Hi All,
I’m new here, I’ve been reading for a couple of weeks now (including first chapters of DB and DR) and while I am starting to GAL and try to emotionally distance myself from my WAW, I’m really struggling to keep it together at times for the sake of trying to, for lack of a better way to put it, convince my WAW I am someone they want to be with.
Little about my story, I’ve been M for 4, T for 5.5; but we knew each other well before then as friends. We have a D2 and we are living overseas away from family and friends. We are doing so for WAWs career, and I was up for the adventure anyway so we upped sticks and moved across the world. If only we knew what an impact the isolation of being overseas with no friends or family would have. After being away for about 4 months, WAW fell pregnant with our D. It was deliberate, after much back-and-forth conversation about whether it was a good idea. In retrospect, of course, we can see now that the addition of a child to an already difficult situation was just a recipe for disaster. Of course that’s not to say that I don’t love my D with all my heart, but reality is reality.

Things started to go awry almost immediately after D arrived. We were struggling with money, and had been for quite some time. This was a bugbear for both of us, because one of the reasons we had moved overseas was for the adventure of living in another city; but now we had no money, no time due to having a baby and no energy! We began to drift apart. WAW became depressed after D was born that I don’t think she has ever really broken out of, even 2 years on. She had been depressed before, and we had clashed because I had issues with panic attacks that were triggered by her frustration at being depressed. It was a mess. I tried my best to support WAW as much as I could at this time, giving her space to socialise and time to do the work that she was passionate about. In my efforts though, I simply dug myself a hole of depression that I fell into, while seeming like I was distancing myself from WAW.

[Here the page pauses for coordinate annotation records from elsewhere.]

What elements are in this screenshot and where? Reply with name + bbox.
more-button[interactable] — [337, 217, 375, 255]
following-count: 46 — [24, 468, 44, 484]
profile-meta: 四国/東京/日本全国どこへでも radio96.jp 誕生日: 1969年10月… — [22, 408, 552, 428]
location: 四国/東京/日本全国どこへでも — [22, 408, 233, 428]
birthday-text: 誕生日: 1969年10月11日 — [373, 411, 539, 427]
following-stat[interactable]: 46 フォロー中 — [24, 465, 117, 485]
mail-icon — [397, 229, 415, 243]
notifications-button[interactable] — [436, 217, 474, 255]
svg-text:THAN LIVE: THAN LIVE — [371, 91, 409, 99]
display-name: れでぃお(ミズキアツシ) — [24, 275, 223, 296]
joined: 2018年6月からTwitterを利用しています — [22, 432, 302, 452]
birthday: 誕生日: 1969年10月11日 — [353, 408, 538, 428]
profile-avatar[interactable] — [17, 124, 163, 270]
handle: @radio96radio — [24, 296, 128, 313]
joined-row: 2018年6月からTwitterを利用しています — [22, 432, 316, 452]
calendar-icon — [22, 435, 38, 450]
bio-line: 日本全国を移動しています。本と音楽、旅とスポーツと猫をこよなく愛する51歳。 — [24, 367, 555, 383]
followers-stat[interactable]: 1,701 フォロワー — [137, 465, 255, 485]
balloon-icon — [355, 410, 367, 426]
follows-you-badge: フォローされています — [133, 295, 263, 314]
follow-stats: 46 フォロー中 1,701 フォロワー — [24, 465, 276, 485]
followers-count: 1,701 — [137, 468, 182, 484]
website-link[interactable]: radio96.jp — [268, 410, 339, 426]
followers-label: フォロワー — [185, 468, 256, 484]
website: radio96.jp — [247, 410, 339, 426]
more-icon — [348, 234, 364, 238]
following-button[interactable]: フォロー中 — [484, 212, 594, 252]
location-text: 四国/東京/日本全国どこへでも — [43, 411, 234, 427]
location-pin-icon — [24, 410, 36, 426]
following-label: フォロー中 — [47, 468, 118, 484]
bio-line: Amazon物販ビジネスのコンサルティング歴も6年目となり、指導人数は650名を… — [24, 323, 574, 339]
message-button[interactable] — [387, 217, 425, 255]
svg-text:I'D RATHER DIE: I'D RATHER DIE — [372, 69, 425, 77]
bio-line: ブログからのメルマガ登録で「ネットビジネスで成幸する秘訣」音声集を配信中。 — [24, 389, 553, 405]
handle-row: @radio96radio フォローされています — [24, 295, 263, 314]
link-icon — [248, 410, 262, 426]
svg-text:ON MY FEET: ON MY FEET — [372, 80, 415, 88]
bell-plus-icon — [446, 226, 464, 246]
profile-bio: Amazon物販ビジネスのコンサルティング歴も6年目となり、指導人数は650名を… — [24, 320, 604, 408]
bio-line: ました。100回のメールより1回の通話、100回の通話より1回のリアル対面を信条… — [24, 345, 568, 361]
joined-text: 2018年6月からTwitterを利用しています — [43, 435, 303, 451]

WAW dropped the bombshell (it wasn’t a complete bombshell, but I was still heartbroken) about 6 months ago that she felt that we should separate. I, of course, being the people-pleaser that I am – went straight into beg and plead mode. Please don’t leave, we can make this work, we can fix things, we just need time together. The whole shebang. Naturally, I drove her away. WAW started taking drugs again and smoking, though only a couple of times (so she says). She became more depressed and hopeless about her situation, to the point where we took her to hospital to have her assessed, and she was diagnosed as bipolar. I went back to taking care of D2 on Friday evenings to allow WAW to relax with friends, and giving WAW the space and support she needed to work through her tough time. So, naturally, I made the same mistake twice in short succession.

About 4 months ago, WAW reiterated that she wanted to separate. We were heading home the next month, so we decided to wait until after that for her to actually move out. We had a couple of arguments while back home, partially fuelled by family interfering; partially because I think we were just exhausted with what we had become. We physically separated for the first time during that trip, and upon her return home – she moved out of the house with D2 into a new place 30 minutes away.

We drew up a separation agreement, and since we still love each other (ILYBIMILWY) we are still friendly with each other. We are scheduled to see each other once a week, but we tend to do it more as WAW tends to contact me daily for all sorts of things that could have frankly waited (ie. texted this morning to ask if I could look after D2 during a trip she is taking – though we are meeting tomorrow morning and she could have just mentioned it then). Christmas was a bit of a knock to the stomach as well, as I spent Xmas Day with WAW and some friends at her place. We had a couple of close family friends over, as well as D2 and me – plus one other guy from WAWs work who just hung around all day and had spent the previous night in my WAWs bedroom. So I’m pretty sure something is going on there, though I try not to get hung up on torturing myself about the details. I can handle a lot of the emotional detachment stuff at the moment, but the thought of her with another man right now just feels like razorblades in my stomach.

So now I am trying desperately to 180, to GAL and emotionally distance myself from my WAW. We are going to see a marriage counsellor tomorrow, which I am actually panicked about now because I think it is too early to bring this stuff up. But I didn’t realise that when I made the booking. WAW says she worries about me, and tells me not to be optimistic about us getting back together. She has bluntly told me that she doesn’t think we will ever get back together. I can’t help but reason to myself that if WAW was truly interested in getting happy, she would recognise that it would be a better ultimate situation back with our family rather than divorced with everything that goes with that. But you can’t reason in this situation I guess; its just a waste of time. So instead I am joining clubs to get out and meet people, I’ve seen a doctor about my depression and I’m exercising as much as I used to – which is a big thing for me to be able to keep doing.

I think the hardest thing for me at the moment is the fear that I have at distancing myself from my WAW, that she will never come back. That fear you get that they may end up preferring life without you. Which is crazy of course, because that could happen either way. But show me someone who is rational and straight thinking in this situation, and I’ll show you someone with a heart of ice.

Any support, thoughts, tips, or good distracting television series’ to watch would be greatly appreciated at this time.